Les éclaboussures rouges s’étendent sur deux façades d’une rue résidentielle de Walthamstow, quartier populaire de l’est de Londres en pleine voie de gentrification. L’acte de “vandalisme”, survenu fin mars, a chamboulé les riverains, relate The Guardian. Par son caractère “inexplicable”, d’un côté. Mais, surtout, parce que l’incident, dont The Evening Standard a diffusé des images, n’avait rien d’inédit outre-Manche.

Mystery as red paint splattered on homes in Walthamstow and other parts of London

Aux quatre coins de l’Angleterre, de Liverpool, dans le Nord-Ouest, à Colchester, dans le Sud-Est, en passant par Huddersfield et Reading, la même “énigme” taraude les autorités britanniques depuis plus d’un an et demi, assure le tabloïd The Sun.

À chaque fois, des propriétés recouvertes de peinture rouge (ou plus rarement noire), en pleine nuit, par une poignée d’individus cagoulés.

“Dans certains cas, le mot brothel [‘bordel’] a été gribouillé sur les murs, accompagné d’une série de chiffres étranges, de quoi renforcer les craintes des habitants.”

Les théories prolifèrent

Des militants de la cause palestinienne, coutumiers de jets de “faux sang” pour protester contre le massacre en cours à Gaza ? Les tags ne colleraient pas vraiment. Ou bien des règlements de compte entre bandes rivales ? “Sur les groupes Facebook de voisinage, les théories et les débats prolifèrent”, relève le Guardian.

D’autant que, selon la presse britannique, les enquêtes patinent, depuis le premier incident signalé en 2023 dans le nord de l’Angleterre.

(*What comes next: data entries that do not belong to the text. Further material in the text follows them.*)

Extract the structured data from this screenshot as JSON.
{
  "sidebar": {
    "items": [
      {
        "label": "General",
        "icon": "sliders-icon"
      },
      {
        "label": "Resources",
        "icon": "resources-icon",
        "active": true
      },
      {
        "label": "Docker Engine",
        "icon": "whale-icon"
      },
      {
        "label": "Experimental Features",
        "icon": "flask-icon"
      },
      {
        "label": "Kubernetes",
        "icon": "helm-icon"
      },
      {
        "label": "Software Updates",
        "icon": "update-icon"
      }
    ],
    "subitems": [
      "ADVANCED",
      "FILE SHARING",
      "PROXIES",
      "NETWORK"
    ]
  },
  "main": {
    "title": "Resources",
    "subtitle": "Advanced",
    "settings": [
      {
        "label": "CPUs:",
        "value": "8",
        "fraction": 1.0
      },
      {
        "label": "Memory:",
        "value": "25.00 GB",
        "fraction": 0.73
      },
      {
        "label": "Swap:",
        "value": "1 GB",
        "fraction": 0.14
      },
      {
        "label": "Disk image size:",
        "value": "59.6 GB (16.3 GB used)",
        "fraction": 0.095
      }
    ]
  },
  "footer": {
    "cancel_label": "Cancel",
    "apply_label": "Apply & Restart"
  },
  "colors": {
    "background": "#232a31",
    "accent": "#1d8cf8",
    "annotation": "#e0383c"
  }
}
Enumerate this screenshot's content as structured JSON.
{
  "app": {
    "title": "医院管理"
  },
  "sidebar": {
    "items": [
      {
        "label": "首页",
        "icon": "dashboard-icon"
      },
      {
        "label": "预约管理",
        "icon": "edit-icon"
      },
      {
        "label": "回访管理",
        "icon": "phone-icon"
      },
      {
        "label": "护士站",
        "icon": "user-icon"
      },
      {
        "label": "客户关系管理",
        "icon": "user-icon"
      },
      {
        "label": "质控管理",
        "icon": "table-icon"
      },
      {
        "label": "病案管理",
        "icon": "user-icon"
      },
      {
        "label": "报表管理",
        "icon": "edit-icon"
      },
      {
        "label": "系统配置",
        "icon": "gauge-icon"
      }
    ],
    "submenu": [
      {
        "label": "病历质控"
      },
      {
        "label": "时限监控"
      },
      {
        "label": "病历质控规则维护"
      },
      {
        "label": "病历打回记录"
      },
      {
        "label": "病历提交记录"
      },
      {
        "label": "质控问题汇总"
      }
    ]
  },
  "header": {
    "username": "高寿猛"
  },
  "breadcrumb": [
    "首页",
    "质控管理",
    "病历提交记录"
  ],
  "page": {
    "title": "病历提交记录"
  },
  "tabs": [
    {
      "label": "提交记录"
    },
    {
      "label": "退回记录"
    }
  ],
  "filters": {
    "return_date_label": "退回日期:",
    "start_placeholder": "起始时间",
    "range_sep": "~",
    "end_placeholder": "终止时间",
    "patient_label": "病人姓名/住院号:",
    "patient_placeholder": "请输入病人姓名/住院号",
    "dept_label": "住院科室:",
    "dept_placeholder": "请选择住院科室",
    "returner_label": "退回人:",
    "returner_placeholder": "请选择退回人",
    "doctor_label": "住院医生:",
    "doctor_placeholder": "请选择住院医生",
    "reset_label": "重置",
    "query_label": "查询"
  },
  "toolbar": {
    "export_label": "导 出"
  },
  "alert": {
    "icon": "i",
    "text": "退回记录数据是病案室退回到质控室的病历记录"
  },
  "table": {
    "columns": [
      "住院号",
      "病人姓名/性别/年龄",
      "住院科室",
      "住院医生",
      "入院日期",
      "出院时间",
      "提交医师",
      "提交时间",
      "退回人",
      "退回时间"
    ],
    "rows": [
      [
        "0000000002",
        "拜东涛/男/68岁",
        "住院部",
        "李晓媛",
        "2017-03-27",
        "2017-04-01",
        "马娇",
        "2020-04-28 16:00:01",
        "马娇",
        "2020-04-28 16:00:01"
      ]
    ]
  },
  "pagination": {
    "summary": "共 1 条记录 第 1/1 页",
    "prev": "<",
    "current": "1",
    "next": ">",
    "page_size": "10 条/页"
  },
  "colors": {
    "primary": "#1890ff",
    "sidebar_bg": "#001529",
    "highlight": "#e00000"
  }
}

Il faut dire que les cibles sont particulièrement variées : hôtels, résidences familiales, cafés, magasins de charité, immeubles d’habitation, liste The Daily Telegraph. “Les différentes unités de police cherchent à établir un mobile et à vérifier d’éventuels liens entre les dégradations commises à travers le pays”, indique le Sun.

Intimider des rivaux ou des mauvais payeurs

L’une des pistes les plus sérieuses, explorée depuis fin mars par les journaux londoniens, serait celle d’un conflit entre réseaux criminels originaires d’“Extrême-Orient”. “L’une des attaques londoniennes a été enregistrée par une caméra, et on y entend les assaillants parler mandarin, avec un accent associé au nord de la Chine”, assurait le quotidien The Times dans son édition du 28 mars, révélations du site local London Centric à l’appui.

“Un rapport de l’agence de l’Organisation des nations unies pour les réfugiés publié en 2023 notait que le marquage de portes à l’aide de peinture rouge était le fait d’usuriers associés aux gangs qui cherchent à intimider les mauvais payeurs”, confirme le Sun. Interrogé un peu partout à ce sujet par les médias, le professeur de criminologie à l’université de Birmingham Oliver Chan abonde :

“On a affaire des réseaux criminels chinois, qui cherchent soit à intimider des rivaux dans le cadre de guerres de territoire, soit à menacer leurs débiteurs.”

Un appel menaçant

Comme le suggère le Daily Telegraph, “de telles manœuvres n’auraient rien de surprenant au Royaume-Uni”. Après tout, “les années 1980 et 1990 étaient le théâtre d’affrontements réguliers entre sous-groupes issus des Triades”, insiste le quotidien conservateur. Néanmoins, “la violence se faisait de plus en plus rare ces dernières années”. De quoi plonger les spécialistes du crime organisé dans la perplexité. Et désarçonner les forces de police – les cellules spécialisées dans les activités criminelles issues de Chine ont été fermées au gré des restrictions budgétaires.

À Colchester, le propriétaire d’un hôtel visé par les jets de peinture dit avoir reçu, quelques jours avant les faits, “l’appel d’un homme avec un accent asiatique, qui assurait de manière quelque peu incohérente que des activités illégales” se déroulaient au sein de l’établissement. Les traces de l’attaque ont depuis été effacées, a constaté le Daily Telegraph sur place. “Mais ici comme dans les autres villes ciblées, on redoute des récidives, voire l’escalade vers quelque chose de plus sinistre encore.”